Conclusion and limitations
In this study, we examine opinion leader effects on a new mobile technology implementation by physicians in an American community health system using a fixed effect regression model. According to authors’ knowledge, this is one of the first empirical studies to examine opinion leader effects on mobile technology implementation in healthcare using a quantitative approach. The empirical results show that opinion leaders’ usage have statistically significant effects on their colleague physicians’ technology usage, controlling for general peer effects, the number of patient visits, and the individual-level fixed effects. Hence, without any special stimulants or financial incentives, as long as opinion leaders continue using or increasingly using the new technology, the physicians under the influence of the opinion leaders will likely use the new technology. This may suggest a few policy implications. First, when a healthcare organization implements a new IT or a new mobile technology, the administration should train a few opinion leaders in different clinics to encourage them to implement the new technology first. Once those opinion leaders accept and implement the new technology into their work, their influence will be naturally and gradually spread out to the people around them. This is a practical and easier solution for an organization to leverage than to launch an organizational wide campaign to work with every physician or every employee to promote a new technology implementation because opinion leaders are a small fraction of the entire organization. Second, peer effects are statistically significant too, although it is not as large as opinion leader effects. Peer effects indicate that a physician working with general peer colleagues, even if there are no opinion leaders, is relatively more likely to adopt a new technology than physicians practicing solo, or alone. Third, physicians’ clinical setting or the number of patient visits does not have a statistically significant impact on physicians’ technology usage behavior.

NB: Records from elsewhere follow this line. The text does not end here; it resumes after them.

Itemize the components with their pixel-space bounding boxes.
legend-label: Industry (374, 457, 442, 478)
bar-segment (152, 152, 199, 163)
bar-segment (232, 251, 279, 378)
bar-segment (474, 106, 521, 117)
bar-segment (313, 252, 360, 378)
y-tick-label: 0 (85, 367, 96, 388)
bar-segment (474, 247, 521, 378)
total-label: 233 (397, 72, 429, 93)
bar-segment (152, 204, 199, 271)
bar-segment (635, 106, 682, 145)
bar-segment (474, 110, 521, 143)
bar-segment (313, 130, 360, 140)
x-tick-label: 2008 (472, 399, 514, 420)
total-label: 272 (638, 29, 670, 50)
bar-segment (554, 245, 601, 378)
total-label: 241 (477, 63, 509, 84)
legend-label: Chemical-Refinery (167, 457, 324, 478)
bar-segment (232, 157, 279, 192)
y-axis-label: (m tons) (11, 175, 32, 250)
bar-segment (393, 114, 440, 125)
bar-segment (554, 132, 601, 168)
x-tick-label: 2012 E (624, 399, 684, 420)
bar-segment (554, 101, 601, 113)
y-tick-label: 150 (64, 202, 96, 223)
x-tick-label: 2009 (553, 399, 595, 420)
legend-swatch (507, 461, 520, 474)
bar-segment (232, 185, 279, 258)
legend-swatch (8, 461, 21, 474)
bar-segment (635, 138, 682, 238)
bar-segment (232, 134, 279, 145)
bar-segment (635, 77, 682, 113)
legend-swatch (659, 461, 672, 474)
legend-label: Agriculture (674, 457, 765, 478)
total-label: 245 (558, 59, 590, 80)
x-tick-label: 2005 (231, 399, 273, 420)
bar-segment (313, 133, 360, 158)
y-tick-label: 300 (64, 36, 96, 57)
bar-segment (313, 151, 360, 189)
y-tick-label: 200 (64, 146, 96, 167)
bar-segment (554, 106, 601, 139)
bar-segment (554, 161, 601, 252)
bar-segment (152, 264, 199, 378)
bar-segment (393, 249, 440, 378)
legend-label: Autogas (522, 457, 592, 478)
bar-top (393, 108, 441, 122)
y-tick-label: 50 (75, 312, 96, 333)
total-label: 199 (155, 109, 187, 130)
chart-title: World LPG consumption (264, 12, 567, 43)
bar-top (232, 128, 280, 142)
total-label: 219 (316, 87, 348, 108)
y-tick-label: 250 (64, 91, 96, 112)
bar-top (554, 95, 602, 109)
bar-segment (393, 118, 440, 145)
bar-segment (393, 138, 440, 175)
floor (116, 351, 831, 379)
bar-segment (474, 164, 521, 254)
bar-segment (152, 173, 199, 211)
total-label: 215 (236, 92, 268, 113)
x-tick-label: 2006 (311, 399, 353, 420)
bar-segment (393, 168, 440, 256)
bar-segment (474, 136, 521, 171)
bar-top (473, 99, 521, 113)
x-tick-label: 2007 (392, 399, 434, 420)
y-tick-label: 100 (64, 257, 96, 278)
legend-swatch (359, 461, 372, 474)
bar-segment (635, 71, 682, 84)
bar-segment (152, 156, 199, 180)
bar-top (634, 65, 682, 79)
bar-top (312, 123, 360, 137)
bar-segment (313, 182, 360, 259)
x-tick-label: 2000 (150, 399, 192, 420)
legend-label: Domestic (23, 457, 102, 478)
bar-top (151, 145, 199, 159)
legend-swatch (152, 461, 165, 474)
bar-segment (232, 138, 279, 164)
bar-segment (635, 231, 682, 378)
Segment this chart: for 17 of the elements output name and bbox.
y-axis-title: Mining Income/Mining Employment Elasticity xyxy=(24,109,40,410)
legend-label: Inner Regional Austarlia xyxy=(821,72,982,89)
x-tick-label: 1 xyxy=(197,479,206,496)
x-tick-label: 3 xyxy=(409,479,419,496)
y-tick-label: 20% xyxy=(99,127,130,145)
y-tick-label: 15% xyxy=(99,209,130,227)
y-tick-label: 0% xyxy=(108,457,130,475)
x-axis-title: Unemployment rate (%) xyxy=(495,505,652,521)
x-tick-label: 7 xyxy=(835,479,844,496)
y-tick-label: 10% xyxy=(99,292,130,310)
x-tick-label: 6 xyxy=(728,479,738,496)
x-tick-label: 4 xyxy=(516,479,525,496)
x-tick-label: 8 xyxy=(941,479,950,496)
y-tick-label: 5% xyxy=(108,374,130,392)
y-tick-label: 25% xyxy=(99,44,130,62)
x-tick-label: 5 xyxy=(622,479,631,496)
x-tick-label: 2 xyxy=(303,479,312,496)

This research has some limitations. First, we do not know if physicians learned about this new mobile technology from friends, families, or other physicians outside of their own clinics. They might but our model only catches the opinion leader effects and peer effects from the same clinic because of data limitation. However, since this technology is very clinical and work specific, we would not worry too much that physicians would discuss a work technology with family or friends which may disclose their patients’ information. Second, we do not know whether the number of patient visits would be an accurate measure for each physician’s work because some patient visit may take longer time and some patient visit may take shorter time per service. This may bring some bias to our model estimates. Third, the exact social structure of the health system, such as within and crossing groups’ professional network, is not known. We simplified this community health system’s social structure based on its characteristics. Future research can investigate these limitations by collecting more data on physicians’ social networks and the real workload to improve the research on social influence on technology implementation.
Footnotes
Acknowledgements
The authors are grateful to the administrators of the community health system for providing the data used for this study and the physicians and staff for the clarification meetings and feedback and colleagues, R. Telang and B. Sun, for valuable inputs on the research.
Declaration of Conflicting Interests
The author(s) declared no potential conflicts of interest with respect to the research, authorship, and/or publication of this article.
Funding
The author(s) received no financial support for the research, authorship, and/or publication of this article.